Password has a max length = not hashing passwords?

[smtchahal]

The entry for NordVPN states

Claims to protect your security. Can't even hash a password.

supposedly because they don't allow passwords longer than 48 characters.

Is the implication here that having a, say, low max length necessarily means that the server is not hashing the password?

If the hash is computationally expensive (e.g. with argon2), then as the password length grows, so does the computation time. There has to be some sane limit to it, just to prevent a DoS because of a malicious user with an absurdly long password.

Thoughts?

[duffn]

I'm not sure about that particular entry in regard to "Can't even hash a password".

The length, however, is just arbitrary. There was a discussion somewhere on adding Google because their max was 99 characters, but that seems like enough to me, so it wasn't added. 48 seems a bit low to me, so it's on the list. It's just made up.

[smtchahal]

So 48 is made up, but 99 is... based on research?
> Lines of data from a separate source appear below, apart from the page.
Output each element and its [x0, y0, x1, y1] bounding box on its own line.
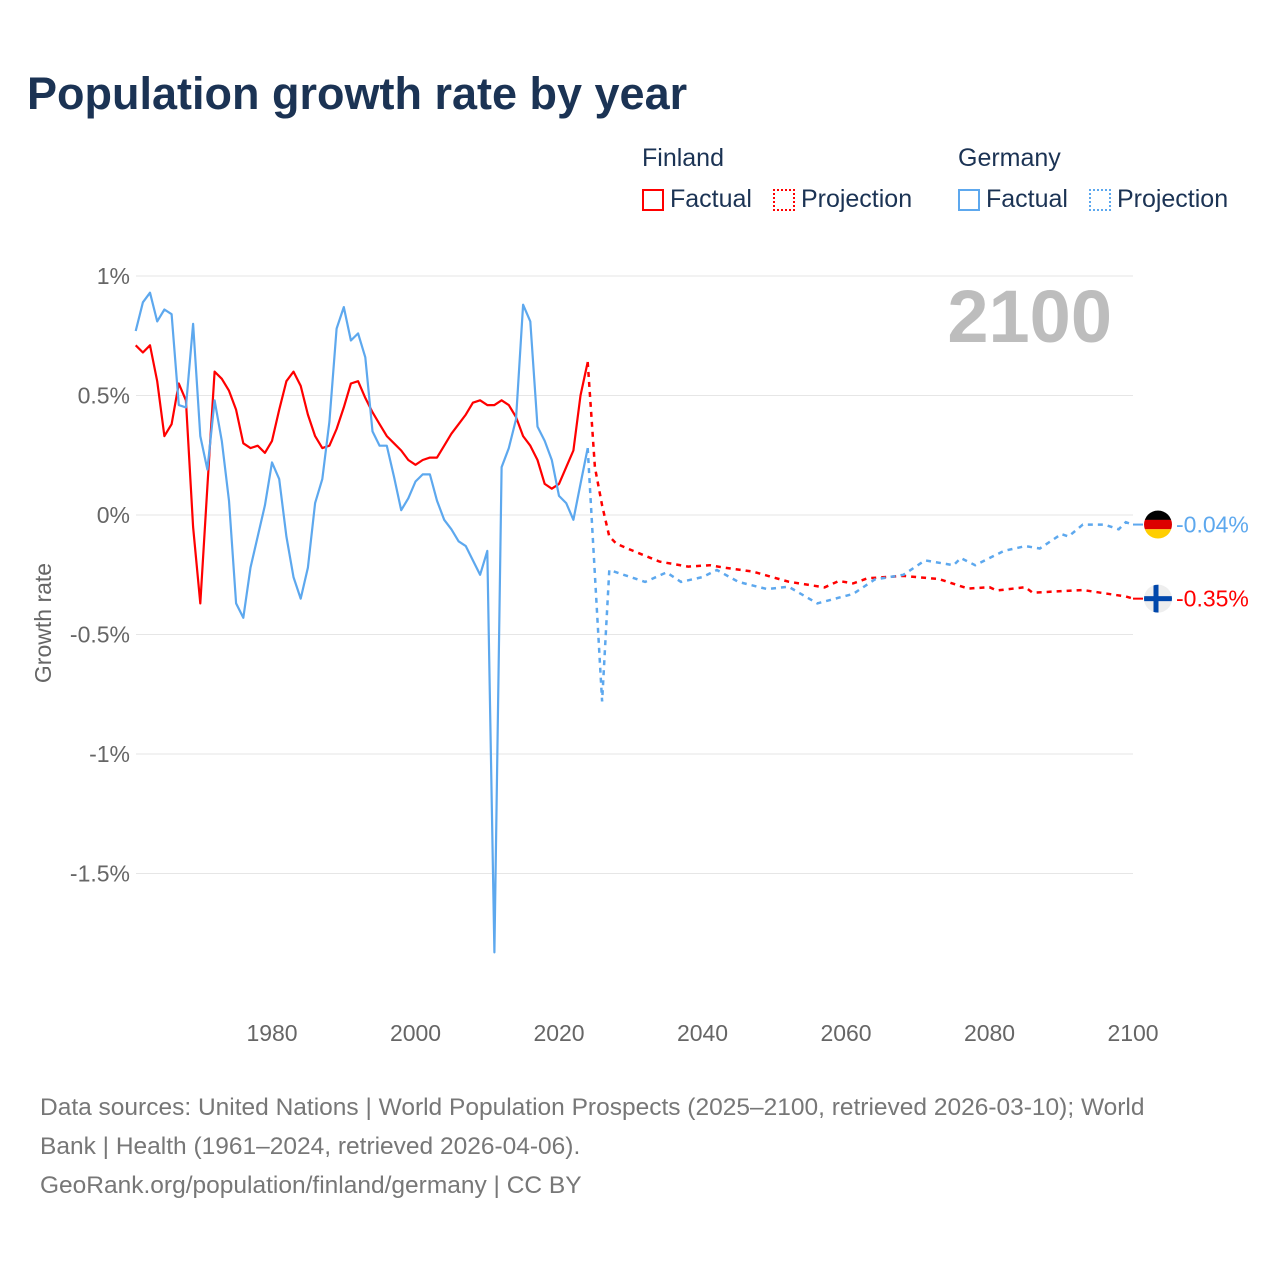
- legend-label: Factual: [986, 185, 1068, 213]
- legend-germany-projection[interactable]: Projection: [1088, 185, 1229, 214]
- legend-country-germany: Germany: [958, 144, 1061, 172]
- legend-country-finland: Finland: [642, 144, 724, 172]
- finland-end-value: -0.35%: [1176, 586, 1249, 612]
- x-tick-label: 2060: [820, 1020, 871, 1046]
- finland-factual-line: [134, 344, 589, 605]
- y-tick-label: -1%: [89, 741, 130, 767]
- year-watermark: 2100: [947, 275, 1112, 358]
- dotted-swatch-icon: [1088, 188, 1111, 211]
- footer-sources-line1: Data sources: United Nations | World Pop…: [40, 1094, 1145, 1121]
- finland-projection-line: [586, 361, 1134, 600]
- germany-end-value: -0.04%: [1176, 512, 1249, 538]
- x-tick-label: 2100: [1107, 1020, 1158, 1046]
- footer: Data sources: United Nations | World Pop…: [40, 1088, 1240, 1205]
- legend-germany-factual[interactable]: Factual: [958, 185, 1068, 214]
- solid-swatch-icon: [958, 188, 980, 211]
- legend-label: Factual: [670, 185, 752, 213]
- x-tick-label: 2020: [533, 1020, 584, 1046]
- legend-label: Projection: [1116, 185, 1229, 213]
- germany-flag-icon: [1144, 510, 1172, 539]
- legend-group-finland: Finland Factual Projection: [642, 144, 926, 218]
- y-tick-label: -0.5%: [70, 622, 130, 648]
- footer-attribution[interactable]: GeoRank.org/population/finland/germany |…: [40, 1172, 582, 1199]
- germany-factual-line: [134, 291, 589, 954]
- y-tick-label: 1%: [97, 263, 130, 289]
- x-tick-label: 2080: [964, 1020, 1015, 1046]
- y-axis-label: Growth rate: [30, 563, 56, 683]
- y-tick-label: 0.5%: [78, 383, 130, 409]
- finland-flag-icon: [1144, 584, 1172, 613]
- y-tick-label: -1.5%: [70, 861, 130, 887]
- legend-finland-factual[interactable]: Factual: [642, 185, 752, 214]
- footer-sources-line2: Bank | Health (1961–2024, retrieved 2026…: [40, 1133, 581, 1160]
- solid-swatch-icon: [642, 188, 664, 211]
- y-tick-label: 0%: [97, 502, 130, 528]
- x-tick-label: 1980: [246, 1020, 297, 1046]
- chart-title: Population growth rate by year: [27, 68, 688, 119]
- legend-group-germany: Germany Factual Projection: [958, 144, 1228, 218]
- germany-projection-line: [586, 448, 1134, 702]
- x-tick-label: 2040: [677, 1020, 728, 1046]
- legend-finland-projection[interactable]: Projection: [772, 185, 913, 214]
- x-tick-label: 2000: [390, 1020, 441, 1046]
- dotted-swatch-icon: [772, 188, 795, 211]
- legend-label: Projection: [800, 185, 913, 213]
I think we need a concrete number as to what's considered an acceptable upper limit (which definitely needs to be there). But assuming passwords are stored unhashed just because there's a certain upper limit is just silly.

[duffn]

I didn’t state any sort of research. They’re both made up. 99 seems long enough to me, 48 doesn’t. That’s it.

[smtchahal]

That's fair. I still think we need a number though. I mean 48 seems long enough to me, but that's just always going to be subjective unless we agree upon a number.

I also think we should re-word the NordVPN entry. Hashing should not be put into question without a valid reason.

[duffn]

Please feel free to open a PR to update the Nord entry! I agree, it sounds odd.

[smtchahal]

Done! See #416.

Let's do something about the max length as well now. OWASP doesn't directly say it, but it does mention 64 characters as a "common maximum length due to limitations in certain hashing algorithms".
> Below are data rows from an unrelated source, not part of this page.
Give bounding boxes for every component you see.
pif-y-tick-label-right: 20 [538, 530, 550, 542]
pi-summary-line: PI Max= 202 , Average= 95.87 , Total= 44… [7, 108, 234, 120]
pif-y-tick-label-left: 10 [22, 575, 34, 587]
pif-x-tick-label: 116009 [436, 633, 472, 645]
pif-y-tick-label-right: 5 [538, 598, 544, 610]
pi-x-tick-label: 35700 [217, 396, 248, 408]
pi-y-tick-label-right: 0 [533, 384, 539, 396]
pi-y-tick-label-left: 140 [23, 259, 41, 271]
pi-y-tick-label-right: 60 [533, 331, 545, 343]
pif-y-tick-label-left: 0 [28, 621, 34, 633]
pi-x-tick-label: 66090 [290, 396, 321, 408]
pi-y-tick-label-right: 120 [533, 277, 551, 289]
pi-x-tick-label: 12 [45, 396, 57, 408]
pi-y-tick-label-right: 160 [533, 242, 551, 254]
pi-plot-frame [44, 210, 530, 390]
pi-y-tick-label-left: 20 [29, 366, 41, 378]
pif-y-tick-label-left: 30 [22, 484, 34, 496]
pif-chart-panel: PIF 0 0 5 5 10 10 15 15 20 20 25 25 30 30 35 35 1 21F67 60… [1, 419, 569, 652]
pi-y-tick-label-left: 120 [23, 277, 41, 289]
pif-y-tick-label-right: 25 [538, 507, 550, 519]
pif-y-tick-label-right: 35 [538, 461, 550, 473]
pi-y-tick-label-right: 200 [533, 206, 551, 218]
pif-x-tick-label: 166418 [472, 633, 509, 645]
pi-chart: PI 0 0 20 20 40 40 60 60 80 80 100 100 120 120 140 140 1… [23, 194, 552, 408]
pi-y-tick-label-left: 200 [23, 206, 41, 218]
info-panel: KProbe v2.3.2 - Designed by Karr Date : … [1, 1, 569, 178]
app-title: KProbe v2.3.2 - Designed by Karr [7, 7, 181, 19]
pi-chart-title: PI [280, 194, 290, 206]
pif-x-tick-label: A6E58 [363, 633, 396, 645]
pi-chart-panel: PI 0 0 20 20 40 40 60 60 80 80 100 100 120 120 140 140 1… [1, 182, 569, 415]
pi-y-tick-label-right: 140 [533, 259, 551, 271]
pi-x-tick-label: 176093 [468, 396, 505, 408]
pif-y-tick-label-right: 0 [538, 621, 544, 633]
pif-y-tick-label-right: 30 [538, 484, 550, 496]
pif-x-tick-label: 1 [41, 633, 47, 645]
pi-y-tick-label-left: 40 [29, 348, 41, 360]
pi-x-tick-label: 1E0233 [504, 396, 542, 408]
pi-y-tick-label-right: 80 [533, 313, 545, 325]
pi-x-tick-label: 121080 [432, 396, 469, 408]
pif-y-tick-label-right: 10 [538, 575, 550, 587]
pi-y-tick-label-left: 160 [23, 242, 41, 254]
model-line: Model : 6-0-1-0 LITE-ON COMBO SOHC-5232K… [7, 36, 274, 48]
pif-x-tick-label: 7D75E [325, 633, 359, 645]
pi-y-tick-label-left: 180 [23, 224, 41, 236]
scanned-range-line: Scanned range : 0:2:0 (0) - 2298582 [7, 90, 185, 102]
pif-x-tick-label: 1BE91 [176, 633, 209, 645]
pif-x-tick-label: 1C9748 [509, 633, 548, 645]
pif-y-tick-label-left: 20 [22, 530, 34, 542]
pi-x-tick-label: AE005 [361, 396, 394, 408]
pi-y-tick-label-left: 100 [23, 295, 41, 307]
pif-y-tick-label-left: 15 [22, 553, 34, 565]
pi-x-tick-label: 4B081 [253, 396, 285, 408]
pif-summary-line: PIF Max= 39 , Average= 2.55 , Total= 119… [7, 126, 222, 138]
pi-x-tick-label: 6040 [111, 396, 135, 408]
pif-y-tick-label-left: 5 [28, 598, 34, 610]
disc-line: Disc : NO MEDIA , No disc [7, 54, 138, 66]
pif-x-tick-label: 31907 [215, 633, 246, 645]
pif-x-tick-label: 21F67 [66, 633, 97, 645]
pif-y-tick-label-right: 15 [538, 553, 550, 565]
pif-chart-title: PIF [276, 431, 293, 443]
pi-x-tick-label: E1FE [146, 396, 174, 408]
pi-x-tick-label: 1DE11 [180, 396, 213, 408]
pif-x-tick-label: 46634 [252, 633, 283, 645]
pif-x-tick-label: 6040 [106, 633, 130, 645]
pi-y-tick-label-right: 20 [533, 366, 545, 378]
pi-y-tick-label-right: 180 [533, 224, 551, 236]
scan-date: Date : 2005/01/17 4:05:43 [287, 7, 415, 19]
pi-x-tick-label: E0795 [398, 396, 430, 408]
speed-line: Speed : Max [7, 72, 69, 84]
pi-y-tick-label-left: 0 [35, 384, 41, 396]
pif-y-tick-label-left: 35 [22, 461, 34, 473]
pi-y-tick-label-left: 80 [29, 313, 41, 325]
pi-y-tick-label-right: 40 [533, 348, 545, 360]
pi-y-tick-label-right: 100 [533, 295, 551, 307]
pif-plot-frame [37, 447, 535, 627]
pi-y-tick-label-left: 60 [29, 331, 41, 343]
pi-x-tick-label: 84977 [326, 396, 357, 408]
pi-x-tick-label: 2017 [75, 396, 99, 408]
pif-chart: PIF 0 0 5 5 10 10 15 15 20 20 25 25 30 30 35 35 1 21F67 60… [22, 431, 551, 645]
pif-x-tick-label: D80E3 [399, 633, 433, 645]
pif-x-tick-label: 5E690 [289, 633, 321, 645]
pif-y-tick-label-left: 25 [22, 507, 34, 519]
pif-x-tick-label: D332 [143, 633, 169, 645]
Let's go with that then? That 64 characters should be the lowest reasonable max length? We could add it to #219 maybe?

[duffn]

Sure, 64 seems reasonable to me. Though if somebody allows a 70 character password but it’s all lowercase or something absurd like that, then that’s dumb.

[smtchahal]

Agreed! Other dumb password rules still apply. I only opened this issue to discuss password length.

[duffn]

I added a section here on the new about page on what makes a dumb password rule. https://dumbpasswordrules.com/about/

No specific length really, so our previous discussion still applies. I'll continue to happily review any and all PRs for new entries or updates!